House debates

Tuesday, 23 September 2014

Statements by Members

Medicare

1:42 pm

Photo of Andrew GilesAndrew Giles (Scullin, Australian Labor Party) Share this | Hansard source

In the last sitting period, I tabled a petition of more than 8,000 signatures from the Scullin electorate calling on this parliament to save Medicare and, in particular, to ensure that the government scraps the iniquitous GP tax. Since then, many more constituents have contacted me and signed the petition. They are not alone, of course, in standing up for universal health care and the fundamental principle that sick people ought not be discouraged from seeing their doctor. The AMA, the College of GPs, nurses and the Consumers Health Forum, amongst many others, all agree with my constituents.
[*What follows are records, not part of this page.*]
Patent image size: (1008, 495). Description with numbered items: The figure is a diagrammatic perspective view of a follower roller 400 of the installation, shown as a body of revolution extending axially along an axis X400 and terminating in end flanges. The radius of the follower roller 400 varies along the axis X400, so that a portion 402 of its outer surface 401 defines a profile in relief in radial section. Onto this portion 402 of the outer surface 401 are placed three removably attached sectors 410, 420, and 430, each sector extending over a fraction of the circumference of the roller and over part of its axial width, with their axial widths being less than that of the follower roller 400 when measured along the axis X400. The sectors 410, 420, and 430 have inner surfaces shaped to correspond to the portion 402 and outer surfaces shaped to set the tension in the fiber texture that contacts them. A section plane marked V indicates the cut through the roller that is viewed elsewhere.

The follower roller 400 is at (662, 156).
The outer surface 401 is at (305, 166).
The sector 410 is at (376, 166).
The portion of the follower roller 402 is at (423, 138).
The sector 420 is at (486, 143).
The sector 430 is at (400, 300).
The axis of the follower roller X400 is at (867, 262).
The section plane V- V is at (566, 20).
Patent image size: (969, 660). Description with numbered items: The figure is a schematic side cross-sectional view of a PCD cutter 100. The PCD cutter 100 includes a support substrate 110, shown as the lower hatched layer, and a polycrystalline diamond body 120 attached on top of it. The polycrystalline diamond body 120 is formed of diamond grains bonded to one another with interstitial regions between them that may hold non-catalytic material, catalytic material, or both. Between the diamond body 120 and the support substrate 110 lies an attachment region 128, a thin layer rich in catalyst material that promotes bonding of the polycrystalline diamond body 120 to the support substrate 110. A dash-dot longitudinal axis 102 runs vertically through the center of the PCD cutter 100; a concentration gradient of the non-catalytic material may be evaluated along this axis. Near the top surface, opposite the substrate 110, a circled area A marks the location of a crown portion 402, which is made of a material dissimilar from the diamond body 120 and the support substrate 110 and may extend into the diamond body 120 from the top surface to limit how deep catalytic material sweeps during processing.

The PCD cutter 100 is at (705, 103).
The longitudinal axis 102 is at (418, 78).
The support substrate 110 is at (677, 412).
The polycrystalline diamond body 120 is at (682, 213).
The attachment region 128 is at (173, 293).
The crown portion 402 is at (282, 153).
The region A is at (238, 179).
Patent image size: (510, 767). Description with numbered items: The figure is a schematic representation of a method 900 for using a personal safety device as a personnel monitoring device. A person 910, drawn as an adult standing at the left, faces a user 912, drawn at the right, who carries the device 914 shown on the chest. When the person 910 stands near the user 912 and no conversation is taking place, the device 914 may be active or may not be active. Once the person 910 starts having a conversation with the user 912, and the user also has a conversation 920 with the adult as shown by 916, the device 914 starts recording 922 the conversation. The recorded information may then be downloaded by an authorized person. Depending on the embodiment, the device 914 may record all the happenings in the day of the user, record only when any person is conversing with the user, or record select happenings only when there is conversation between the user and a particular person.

Recent events show that the position of this government is not just hard-hearted; it is also short-sighted. The government's own Australian Institute of Health and Welfare have produced statistics today which demolish the government's claims. They have belled the cat on this ideological agenda. As the AMA president, Professor Brian Owler, has said, these figures actually show that healthcare spending is certainly not out of control and that there is absolutely no need for them to introduce a GP co-payment. And Professor Stephen Duckett, a former secretary of the health department, says that if just one person in 50 who cannot afford to see a doctor because of the GP tax ends up in hospital all savings would be wiped out. It is mean, short-sighted and, of course, a broken promise. But this GP tax and the threat to universal health care is also breaking a fundamental social compact that Australians treasure and need.